The attire was well received by audiences. LaVera began messages from fans who made their own versions of it, in some cases for a drag interpretation of Sienna. While liking the design and wearing it at first, LaVera did not like wearing it throughout the shoot because it was incomplete before filming began and lacked lining. She had to wear duct tape to hold it together and developed blisters while wearing.

== Reception ==
Colliders Raquel Hollman described Sienna as the Wonder Woman of horror films and that she provides a "supernatural element" to the final girl trope due to her resurrection after death. Hollman contrasts her with Victoria Heyes, the sole survivor of the first film—"Director Damien Leone not only gives us a final girl gone bad in Vicky, but a final girl seemingly just as powerful as her foe in Sienna." Hollman writes that while the first film is solely Art's narrative, the second film shifts the focus to Sienna and that she is Art's equivalent in that "Art and Sienna are oppositional forces who parallel each other on a spatial and spiritual level. For all the heartlessness Art holds, Sienna is a character driven by her relationships with those around her."
Writing for Fangoria, Andrew Crump writes that Sienna was the most influential heroine of 2022, writing that "When Sienna accepts her role as She Who Will Kill Art, she effectively becomes a new final girl variant. It isn't just inevitable that she and Art end Terrifier 2 together. It's destined in mythic fashion. LaVera carries that motif through with dazzling star power, ending 2022 as its greatest final girl, a serious accomplishment given that she's following up Neve Campbell and Jamie Lee Curtis. She may be the year's most influential final girl, too - the one to usher in a generation of final girls prepared to slash their slashers back."

Jeffrey Anderson of Common Sense Media describes Sienna as being a positive role model for viewers and states, "Right away, it's easy to see what a great new character Sienna is; her warrior costume is only half of it." Scott Mendelson of Forbes wrote, "Lauren LaVera makes for an agreeable and sympathetic primary target/protagonist/final girl." Writing for /Film, Matthew Bilodeau highlights LaVera's performance as bringing a sense of personality and writes that Sienna will likely become a popular character for cosplay.

Jaden Oberkrom of North Texas Daily praised LaVera, writing that her performance "immediately gets the audience invested in her character." Dakota Mayes of MovieWeb writes that "Lauren LaVera breathes life into Sienna and plays her as a final girl like no other." Writing for Comic Book Resources, writer Maddie Davis highlights the character's resurrection after death as making her notably different to prior horror heroines.

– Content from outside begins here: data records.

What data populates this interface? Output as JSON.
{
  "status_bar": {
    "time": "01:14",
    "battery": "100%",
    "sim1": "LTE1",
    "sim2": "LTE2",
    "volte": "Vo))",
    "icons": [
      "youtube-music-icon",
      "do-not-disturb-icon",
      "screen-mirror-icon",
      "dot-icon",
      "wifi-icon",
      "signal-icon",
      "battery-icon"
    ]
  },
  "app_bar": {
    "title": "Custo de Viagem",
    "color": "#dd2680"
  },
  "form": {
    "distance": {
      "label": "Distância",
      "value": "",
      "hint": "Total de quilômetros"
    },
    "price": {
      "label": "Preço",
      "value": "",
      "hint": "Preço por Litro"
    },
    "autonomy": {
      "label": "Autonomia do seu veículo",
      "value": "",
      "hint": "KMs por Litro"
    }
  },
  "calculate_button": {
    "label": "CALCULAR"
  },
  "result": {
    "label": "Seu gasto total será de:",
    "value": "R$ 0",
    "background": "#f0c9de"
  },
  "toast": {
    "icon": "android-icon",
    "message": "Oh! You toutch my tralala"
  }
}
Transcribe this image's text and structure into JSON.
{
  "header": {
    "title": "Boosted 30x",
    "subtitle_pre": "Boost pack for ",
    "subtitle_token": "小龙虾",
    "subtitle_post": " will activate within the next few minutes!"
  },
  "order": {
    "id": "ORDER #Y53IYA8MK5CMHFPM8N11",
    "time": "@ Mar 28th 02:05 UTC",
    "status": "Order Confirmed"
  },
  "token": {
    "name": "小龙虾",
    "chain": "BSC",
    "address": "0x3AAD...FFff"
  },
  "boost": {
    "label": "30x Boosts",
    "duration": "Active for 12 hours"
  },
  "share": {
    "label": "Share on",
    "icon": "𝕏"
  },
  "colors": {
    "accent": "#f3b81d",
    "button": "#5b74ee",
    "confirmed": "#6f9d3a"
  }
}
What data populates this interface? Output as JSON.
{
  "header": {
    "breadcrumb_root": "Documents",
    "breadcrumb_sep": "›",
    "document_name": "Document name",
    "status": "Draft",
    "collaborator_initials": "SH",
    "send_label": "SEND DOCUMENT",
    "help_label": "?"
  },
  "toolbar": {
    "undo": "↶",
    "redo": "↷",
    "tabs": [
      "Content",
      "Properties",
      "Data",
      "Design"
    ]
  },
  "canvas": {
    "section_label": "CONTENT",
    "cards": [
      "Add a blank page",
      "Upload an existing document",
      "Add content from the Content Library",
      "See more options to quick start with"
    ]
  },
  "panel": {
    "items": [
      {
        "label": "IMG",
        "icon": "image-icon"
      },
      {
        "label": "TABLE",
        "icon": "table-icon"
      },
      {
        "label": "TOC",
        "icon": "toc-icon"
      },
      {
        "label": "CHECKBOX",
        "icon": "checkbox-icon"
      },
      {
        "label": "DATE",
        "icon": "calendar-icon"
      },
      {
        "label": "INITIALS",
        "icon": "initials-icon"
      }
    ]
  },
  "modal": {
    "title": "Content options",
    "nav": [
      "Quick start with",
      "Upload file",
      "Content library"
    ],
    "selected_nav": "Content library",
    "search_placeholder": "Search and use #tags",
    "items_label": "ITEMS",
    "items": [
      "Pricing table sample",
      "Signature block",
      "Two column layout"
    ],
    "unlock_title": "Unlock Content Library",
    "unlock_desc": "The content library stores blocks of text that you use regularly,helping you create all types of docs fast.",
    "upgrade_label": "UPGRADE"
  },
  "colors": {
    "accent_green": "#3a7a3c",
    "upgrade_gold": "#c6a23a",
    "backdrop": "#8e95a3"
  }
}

Matt Donato of IGN stated, "Lauren LaVera rules as Sienna in her angel-winged fantasy armor as a final girl fighting for family, facing her demons, and screaming bloody war cries in Art's mocking face."

The character has been well-received by audiences, with LaVera recalling that she was shown the first Sienna tattoo in 2020, following the release of Terrifier 2s teaser trailer. In response to the favorable reception to her character, LaVera stated, "That's all an actor ever wants. Not so much for fans to get tattoos, even though I am honored; it's more about the fact that they feel this connection to her. They feel strength from her. They feel that they see themselves in her, and that's all an actor ever wants, to make their audience feel less alone. That's why I got into acting. I'm collecting all the pictures. I have them on my phone, all the Sienna costumes. I'm slowly compiling them, and I'll eventually make a post of them, honoring everybody that's been honoring Sienna. It's an unreal experience."